The head of an IMF mission in France, Edward Gardner, urged officials in Paris last week to consider their budget targets for next year “in a broader European context.”
The IMF and the EU Commission expect the French public deficit to amount to 3.5 percent of GDP next year.
They do not believe France can reach its 3 percent goal, the eurozone limit, without additional measures that could aggravate an already tenuous economic situation.
“The credibility of the medium term orientation policy” was more important than a specific deficit target, Gardner told reporters.
Loosening the criteria would “be more effective, more credible in a coordinated fashion” across the 17-nation eurozone, he said.
In Portugal the public deficit fell at the end of the third quarter to 5.6 percent of GDP from 6.7 percent at the same point a year earlier, while neighboring Spain has promised to slash its deficit to 3 percent by 2014 from a blowout shortfall equal to 9.4 percent of output last year.
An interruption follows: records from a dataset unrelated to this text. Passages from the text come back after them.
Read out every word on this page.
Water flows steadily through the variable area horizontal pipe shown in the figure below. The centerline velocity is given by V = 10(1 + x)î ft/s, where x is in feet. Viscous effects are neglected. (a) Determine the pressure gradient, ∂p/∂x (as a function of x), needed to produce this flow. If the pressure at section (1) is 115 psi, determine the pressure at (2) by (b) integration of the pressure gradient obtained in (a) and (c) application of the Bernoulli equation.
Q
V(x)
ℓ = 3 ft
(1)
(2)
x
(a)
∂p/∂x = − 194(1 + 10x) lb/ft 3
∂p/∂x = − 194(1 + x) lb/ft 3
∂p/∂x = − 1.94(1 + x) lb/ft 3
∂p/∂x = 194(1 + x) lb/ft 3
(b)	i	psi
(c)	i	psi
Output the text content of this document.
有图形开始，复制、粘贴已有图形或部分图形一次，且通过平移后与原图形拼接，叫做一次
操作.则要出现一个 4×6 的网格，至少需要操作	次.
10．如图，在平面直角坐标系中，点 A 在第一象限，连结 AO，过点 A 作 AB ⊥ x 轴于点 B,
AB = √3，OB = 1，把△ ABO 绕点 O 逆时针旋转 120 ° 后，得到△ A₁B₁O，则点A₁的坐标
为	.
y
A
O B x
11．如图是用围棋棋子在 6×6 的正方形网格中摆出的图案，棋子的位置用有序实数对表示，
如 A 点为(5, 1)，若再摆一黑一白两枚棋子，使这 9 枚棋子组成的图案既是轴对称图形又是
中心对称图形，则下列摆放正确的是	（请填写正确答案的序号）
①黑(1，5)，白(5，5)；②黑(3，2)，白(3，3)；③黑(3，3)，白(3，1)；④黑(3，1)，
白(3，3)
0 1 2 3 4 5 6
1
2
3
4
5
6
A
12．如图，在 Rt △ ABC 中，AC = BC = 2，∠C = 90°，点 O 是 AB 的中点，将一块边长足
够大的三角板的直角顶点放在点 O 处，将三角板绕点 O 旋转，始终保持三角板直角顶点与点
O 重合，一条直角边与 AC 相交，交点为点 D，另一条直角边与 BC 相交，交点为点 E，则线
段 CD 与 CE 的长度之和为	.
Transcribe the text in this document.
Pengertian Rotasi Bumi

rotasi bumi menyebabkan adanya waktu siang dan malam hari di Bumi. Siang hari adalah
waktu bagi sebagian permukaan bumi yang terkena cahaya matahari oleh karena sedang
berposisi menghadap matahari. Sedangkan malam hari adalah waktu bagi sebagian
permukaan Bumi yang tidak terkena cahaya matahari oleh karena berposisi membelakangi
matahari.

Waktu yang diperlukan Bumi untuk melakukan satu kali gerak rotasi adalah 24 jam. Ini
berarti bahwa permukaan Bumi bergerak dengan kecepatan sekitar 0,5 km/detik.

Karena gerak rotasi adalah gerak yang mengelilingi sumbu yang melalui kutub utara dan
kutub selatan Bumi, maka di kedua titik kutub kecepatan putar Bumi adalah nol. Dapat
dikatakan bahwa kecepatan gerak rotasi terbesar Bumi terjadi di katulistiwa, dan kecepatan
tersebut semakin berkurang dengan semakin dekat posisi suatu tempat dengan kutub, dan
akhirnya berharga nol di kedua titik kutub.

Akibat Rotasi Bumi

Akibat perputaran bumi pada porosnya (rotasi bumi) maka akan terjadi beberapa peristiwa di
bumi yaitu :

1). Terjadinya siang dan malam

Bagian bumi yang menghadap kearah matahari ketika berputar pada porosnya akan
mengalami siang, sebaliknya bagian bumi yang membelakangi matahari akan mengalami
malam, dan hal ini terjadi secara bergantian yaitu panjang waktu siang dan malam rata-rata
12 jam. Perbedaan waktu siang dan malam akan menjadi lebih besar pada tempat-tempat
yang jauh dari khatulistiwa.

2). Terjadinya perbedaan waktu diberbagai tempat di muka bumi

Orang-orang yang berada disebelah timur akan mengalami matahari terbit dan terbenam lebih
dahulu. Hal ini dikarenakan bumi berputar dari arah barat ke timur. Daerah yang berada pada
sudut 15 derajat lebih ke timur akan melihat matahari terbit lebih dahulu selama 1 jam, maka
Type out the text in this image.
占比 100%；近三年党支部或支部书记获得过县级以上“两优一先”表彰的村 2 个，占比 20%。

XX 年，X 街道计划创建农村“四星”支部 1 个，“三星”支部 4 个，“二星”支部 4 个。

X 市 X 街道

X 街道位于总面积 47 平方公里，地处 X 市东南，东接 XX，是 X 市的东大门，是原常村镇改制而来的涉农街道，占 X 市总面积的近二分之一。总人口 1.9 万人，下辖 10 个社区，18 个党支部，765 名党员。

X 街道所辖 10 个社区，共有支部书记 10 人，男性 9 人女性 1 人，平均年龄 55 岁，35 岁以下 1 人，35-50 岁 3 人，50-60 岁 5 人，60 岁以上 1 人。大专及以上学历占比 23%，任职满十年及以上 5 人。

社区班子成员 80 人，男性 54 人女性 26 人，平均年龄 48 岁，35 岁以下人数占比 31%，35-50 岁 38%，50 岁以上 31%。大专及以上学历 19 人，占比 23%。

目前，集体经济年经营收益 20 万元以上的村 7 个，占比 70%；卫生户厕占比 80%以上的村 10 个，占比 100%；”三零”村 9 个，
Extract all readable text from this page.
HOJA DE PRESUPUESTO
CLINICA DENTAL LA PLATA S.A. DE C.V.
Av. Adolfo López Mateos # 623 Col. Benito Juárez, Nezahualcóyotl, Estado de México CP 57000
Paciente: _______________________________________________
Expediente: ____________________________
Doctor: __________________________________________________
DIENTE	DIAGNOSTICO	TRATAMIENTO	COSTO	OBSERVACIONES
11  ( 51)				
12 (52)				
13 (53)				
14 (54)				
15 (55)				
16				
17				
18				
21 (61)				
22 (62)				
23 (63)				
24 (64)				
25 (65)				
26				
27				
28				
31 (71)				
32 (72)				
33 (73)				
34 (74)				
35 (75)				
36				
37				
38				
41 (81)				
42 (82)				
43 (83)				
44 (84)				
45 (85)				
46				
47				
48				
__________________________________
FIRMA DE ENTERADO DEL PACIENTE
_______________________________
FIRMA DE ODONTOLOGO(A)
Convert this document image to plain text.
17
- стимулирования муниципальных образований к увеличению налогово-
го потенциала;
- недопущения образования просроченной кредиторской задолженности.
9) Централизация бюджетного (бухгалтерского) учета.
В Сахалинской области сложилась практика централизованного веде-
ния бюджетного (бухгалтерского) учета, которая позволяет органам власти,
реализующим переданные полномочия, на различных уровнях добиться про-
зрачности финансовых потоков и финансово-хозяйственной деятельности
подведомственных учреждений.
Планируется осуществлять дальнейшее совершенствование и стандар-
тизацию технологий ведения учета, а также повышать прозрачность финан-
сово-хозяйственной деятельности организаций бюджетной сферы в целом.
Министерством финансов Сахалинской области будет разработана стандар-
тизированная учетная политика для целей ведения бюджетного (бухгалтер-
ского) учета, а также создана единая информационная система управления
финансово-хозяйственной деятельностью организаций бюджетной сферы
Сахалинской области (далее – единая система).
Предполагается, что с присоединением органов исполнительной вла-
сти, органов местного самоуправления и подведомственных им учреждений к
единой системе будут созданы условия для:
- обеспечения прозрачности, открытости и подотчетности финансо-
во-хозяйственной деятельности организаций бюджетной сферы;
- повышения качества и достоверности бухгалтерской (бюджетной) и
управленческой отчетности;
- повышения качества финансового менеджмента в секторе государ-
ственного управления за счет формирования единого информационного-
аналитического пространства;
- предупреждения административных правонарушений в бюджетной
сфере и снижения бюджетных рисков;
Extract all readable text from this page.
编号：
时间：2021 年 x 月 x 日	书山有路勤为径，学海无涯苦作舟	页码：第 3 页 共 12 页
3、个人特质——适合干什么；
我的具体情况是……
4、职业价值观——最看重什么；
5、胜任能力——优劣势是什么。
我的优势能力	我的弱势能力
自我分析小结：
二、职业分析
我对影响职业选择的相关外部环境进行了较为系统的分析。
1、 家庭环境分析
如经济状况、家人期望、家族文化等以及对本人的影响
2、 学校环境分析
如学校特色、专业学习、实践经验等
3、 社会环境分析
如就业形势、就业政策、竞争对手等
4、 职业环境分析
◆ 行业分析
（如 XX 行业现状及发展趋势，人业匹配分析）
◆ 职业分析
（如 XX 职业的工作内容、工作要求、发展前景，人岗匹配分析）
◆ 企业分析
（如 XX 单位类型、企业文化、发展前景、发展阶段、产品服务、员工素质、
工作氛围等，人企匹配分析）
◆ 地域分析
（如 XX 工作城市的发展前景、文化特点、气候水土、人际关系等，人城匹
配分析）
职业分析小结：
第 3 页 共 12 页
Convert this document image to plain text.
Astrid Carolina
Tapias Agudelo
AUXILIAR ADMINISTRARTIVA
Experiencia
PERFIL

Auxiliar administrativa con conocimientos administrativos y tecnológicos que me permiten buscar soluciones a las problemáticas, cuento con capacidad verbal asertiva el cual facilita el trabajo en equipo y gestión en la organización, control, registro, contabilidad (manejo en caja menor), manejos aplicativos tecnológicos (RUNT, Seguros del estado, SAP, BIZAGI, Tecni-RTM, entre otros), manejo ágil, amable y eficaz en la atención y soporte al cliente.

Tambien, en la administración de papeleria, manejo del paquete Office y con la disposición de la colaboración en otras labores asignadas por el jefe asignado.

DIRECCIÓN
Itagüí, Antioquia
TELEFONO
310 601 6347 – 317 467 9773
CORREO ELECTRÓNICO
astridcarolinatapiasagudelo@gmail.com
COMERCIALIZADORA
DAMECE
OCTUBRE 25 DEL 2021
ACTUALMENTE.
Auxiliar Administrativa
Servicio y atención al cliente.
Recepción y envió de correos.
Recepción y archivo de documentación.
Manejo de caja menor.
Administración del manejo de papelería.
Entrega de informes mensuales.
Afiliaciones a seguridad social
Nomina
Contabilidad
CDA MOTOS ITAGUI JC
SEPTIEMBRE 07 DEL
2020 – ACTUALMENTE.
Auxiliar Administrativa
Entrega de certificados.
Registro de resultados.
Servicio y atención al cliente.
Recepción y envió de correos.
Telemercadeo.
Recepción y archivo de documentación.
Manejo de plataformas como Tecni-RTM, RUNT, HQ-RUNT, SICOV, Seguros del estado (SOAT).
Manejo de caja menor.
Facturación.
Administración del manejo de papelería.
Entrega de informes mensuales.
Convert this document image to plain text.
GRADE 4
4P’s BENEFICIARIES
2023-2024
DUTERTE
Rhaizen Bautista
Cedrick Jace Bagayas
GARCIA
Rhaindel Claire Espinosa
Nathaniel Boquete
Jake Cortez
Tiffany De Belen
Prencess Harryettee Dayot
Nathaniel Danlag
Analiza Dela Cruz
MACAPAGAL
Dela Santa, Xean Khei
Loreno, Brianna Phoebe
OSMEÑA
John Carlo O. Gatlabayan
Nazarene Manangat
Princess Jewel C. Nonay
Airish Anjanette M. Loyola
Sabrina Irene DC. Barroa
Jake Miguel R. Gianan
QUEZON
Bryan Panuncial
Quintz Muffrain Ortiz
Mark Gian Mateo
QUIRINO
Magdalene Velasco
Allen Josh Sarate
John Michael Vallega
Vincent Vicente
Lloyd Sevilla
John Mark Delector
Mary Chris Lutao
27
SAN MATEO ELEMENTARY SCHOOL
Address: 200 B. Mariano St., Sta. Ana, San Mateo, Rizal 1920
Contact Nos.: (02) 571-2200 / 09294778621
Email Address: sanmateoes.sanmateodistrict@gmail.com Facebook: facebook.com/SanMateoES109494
Germany expects its budget to be in balance this year, two years ahead of schedule, but IMF managing director Christine Lagarde has suggested that Berlin ease up a bit in its drive for healthy finances.
“Germany ... and others ... can allow themselves to go a little more slowly than others in the push to straighten out their public finances,” Lagarde told the German weekly Die Zeit in comments published last week.
Her call echoed other European voices that are now arguing for greater emphasis on growth rather than austerity measures.
“The IMF is beginning to understand that the French situation has become dangerous,” ACDefi consulting group economist Marc Touati said.
Unemployment is climbing and the economy is still struggling, he said.
The IMF was “trying to prepare public opinion” for missed government targets, Touati added.
“This is not really a new position,” Frederique Cerisier at the French bank BNP Paribas said of Lagarde’s recent remarks.
She acknowledged that some international institutions were “placing added emphasis” on the need to cut deficits more gradually.
Tomorrow, the EU’s ‘fiscal compact,’ a hard-won step towards tighter economic coordination agreed as part of efforts to tame the debilitating debt crisis, takes effect.
Finalized in March, 25 of the 27 EU member states accepted a “balanced budget rule” in the compact to ensure that governments would no longer run the massive budget deficits which drove the debt crisis and nearly sank the euro.
However, as the European debt crisis drags on and economies flounder, the idea of allowing governments more time to straighten out their finances has gained ground.
European Economic Affairs Commissioner Ollie Rehn said last week that France needed more reforms rather than more austerity.
“Once you have a credible medium-term budget strategy, backed up by reforms, you can have a slower adjustment,” he told French daily Le Monde.